Moreover, as discussed at Section 111(A),
supra,
we also stated in
Brennan
that courts have not found violations of employees’ First Amendment rights “where the employer’s alleged retaliatory acts were criticism, false accusations, or verbal reprimands.”
Accordingly, beсause of the dearth of precedent of sufficient specificity (and factual similarity to this case) regarding a public employee’s First Amendment right to be free from retaliatory harassment by his or her employer at the time of Sattele’s conduct, we cannot say that the constitutional right Jones alleged Sattele violated was clearly established. Sattele is therefore entitled to qualified immunity under the second, as well as the first, prong of our Saucier analysis.
IV. Conclusion
The three comments made by Sattele in response to Jones’s voicing of his concerns about potential corruption in the pharmaceutical industry, although critical of Jones’s speech, were all intimately related to Jones’s job performance and would not have deterred a person of ordinary firmness from exercising his or her First Amendment rights. As the District Court found, the comments were also unaccompanied by any change in Jones’s employment benefits or wages. We cannot conclude, based оn this factual situation, that *174 Jones alleged a deprivation of a constitutional right.
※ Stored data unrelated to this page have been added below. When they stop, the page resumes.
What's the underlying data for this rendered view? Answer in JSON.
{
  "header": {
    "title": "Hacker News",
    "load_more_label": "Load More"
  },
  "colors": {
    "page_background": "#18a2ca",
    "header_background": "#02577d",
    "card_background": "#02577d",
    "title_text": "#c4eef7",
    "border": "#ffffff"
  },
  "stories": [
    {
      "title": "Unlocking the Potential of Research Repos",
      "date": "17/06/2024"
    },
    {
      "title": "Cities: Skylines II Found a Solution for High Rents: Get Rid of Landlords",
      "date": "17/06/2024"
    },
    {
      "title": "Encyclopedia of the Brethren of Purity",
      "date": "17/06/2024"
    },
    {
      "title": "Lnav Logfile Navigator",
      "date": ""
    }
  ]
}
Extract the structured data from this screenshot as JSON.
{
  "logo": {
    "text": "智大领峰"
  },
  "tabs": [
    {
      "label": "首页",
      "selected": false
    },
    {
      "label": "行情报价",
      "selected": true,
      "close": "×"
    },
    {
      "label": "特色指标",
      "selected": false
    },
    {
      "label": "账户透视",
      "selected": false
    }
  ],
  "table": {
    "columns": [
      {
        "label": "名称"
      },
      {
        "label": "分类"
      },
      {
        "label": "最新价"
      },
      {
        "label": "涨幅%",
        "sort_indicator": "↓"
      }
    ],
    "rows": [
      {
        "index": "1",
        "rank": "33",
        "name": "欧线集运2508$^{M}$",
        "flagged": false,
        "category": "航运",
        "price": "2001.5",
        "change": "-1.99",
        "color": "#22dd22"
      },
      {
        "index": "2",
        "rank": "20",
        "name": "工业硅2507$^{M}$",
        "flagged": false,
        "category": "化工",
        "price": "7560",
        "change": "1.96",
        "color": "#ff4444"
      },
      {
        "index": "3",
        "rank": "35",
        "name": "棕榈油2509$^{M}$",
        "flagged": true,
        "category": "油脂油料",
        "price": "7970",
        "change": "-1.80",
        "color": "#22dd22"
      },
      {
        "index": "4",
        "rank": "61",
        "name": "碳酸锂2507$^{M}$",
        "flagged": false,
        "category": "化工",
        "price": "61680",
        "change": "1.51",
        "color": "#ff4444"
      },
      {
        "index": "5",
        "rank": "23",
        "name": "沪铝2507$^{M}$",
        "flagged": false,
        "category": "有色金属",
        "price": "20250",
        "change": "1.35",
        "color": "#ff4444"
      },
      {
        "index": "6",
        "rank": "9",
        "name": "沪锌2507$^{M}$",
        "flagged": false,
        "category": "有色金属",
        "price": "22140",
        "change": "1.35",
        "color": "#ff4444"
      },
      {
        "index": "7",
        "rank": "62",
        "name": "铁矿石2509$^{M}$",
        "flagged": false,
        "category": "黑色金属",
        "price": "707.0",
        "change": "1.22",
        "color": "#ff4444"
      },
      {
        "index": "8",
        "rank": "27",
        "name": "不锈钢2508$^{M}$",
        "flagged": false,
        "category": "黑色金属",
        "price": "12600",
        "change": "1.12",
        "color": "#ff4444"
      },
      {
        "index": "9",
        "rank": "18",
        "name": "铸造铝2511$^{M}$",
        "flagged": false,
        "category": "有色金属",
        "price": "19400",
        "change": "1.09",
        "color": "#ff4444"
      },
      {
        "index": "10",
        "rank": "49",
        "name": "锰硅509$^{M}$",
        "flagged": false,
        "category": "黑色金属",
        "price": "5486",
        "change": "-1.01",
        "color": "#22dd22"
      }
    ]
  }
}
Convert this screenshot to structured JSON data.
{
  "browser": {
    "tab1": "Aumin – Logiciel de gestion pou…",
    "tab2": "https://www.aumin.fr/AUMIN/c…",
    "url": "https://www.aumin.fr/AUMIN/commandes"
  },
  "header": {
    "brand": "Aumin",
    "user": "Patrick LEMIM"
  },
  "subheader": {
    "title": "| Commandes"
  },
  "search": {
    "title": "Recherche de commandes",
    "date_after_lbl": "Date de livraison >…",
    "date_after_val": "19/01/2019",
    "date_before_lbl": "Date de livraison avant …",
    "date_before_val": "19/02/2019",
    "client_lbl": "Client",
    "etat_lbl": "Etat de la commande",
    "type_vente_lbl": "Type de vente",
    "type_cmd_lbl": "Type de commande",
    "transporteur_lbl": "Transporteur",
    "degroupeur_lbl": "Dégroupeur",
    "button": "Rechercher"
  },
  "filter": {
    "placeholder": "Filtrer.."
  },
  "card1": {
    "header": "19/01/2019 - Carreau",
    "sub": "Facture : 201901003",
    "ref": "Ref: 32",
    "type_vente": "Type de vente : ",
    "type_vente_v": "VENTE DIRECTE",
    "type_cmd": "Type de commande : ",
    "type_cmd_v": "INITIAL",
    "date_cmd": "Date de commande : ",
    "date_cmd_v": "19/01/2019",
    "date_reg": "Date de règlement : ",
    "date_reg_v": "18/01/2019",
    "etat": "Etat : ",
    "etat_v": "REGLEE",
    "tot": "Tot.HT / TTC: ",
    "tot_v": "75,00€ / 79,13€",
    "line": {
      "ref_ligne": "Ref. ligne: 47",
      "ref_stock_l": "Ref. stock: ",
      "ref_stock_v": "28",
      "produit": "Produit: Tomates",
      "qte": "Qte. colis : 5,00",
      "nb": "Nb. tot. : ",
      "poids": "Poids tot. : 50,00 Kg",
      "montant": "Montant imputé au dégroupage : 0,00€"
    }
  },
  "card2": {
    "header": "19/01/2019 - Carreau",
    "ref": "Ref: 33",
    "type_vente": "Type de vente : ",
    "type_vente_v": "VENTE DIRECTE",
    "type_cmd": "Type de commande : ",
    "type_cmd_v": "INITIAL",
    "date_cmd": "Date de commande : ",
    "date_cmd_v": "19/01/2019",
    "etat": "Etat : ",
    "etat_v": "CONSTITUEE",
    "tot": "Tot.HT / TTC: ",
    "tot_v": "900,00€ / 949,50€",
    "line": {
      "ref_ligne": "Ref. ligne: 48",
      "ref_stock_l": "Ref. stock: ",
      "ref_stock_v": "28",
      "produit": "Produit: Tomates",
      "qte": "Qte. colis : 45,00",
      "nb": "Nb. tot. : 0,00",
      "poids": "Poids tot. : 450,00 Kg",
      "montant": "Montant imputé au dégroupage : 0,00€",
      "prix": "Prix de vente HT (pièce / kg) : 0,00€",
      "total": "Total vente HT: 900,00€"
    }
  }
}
Moreover, even if there had been such a deprivation, Jones’s constitutional right to be free from a campaign of retaliatory harassment was not clearly established at the time of Sattele’s alleged conduct. Suppan (and Baldassare to the extent it is applicable), although they were decided before the events at issue in this case, did not define the bounds of a retaliatory harassment cause of action with sufficient specificity, nor were their facts sufficiеntly similar to those alleged here, such that Sattele would have been on notice that his conduct was constitutionally prohibited.
Accordingly, Sattele is entitled to qualified immunity, and we reverse the contrary decision of the District Court and remand for further proceedings.
Notes
. Jones had previously been employed by OIG. He left that position in 1991.
. Jones was still assigned to that investigation even though his role had changed.
.Jones also identified a fourth incident that he alleged was harassment, involving Henry Hart, another defendant. Hart, however, is not a party to this appeal, and as that incident is not relevant to our decision, we do not discuss it here.
. Sattele contends that there is no factual dispute preventing us from exercising jurisdiction over this appeal, and Jones does not dispute that position.
. Moreover, we note that even if
Baldassare
were relevant to determining whether Jones’s right to be free from retaliatory harassment was clearly established at the time of Sattele’s alleged conduct, that case would nоt necessarily put a reasonable official in Sattele’s position on notice that making comments such as Sattele's would violate the First Amendment. Under the traditional retaliation analysis articulated in
Baldassare,
the second inquiry, after the plaintiff has established that he or she was engaging in activity protected by the First Amendment, is whether the plaintiff's "interest in the speech outweighs the state's countervailing interest as an employer in promoting the efficiency of the public services it prоvides through its employees.”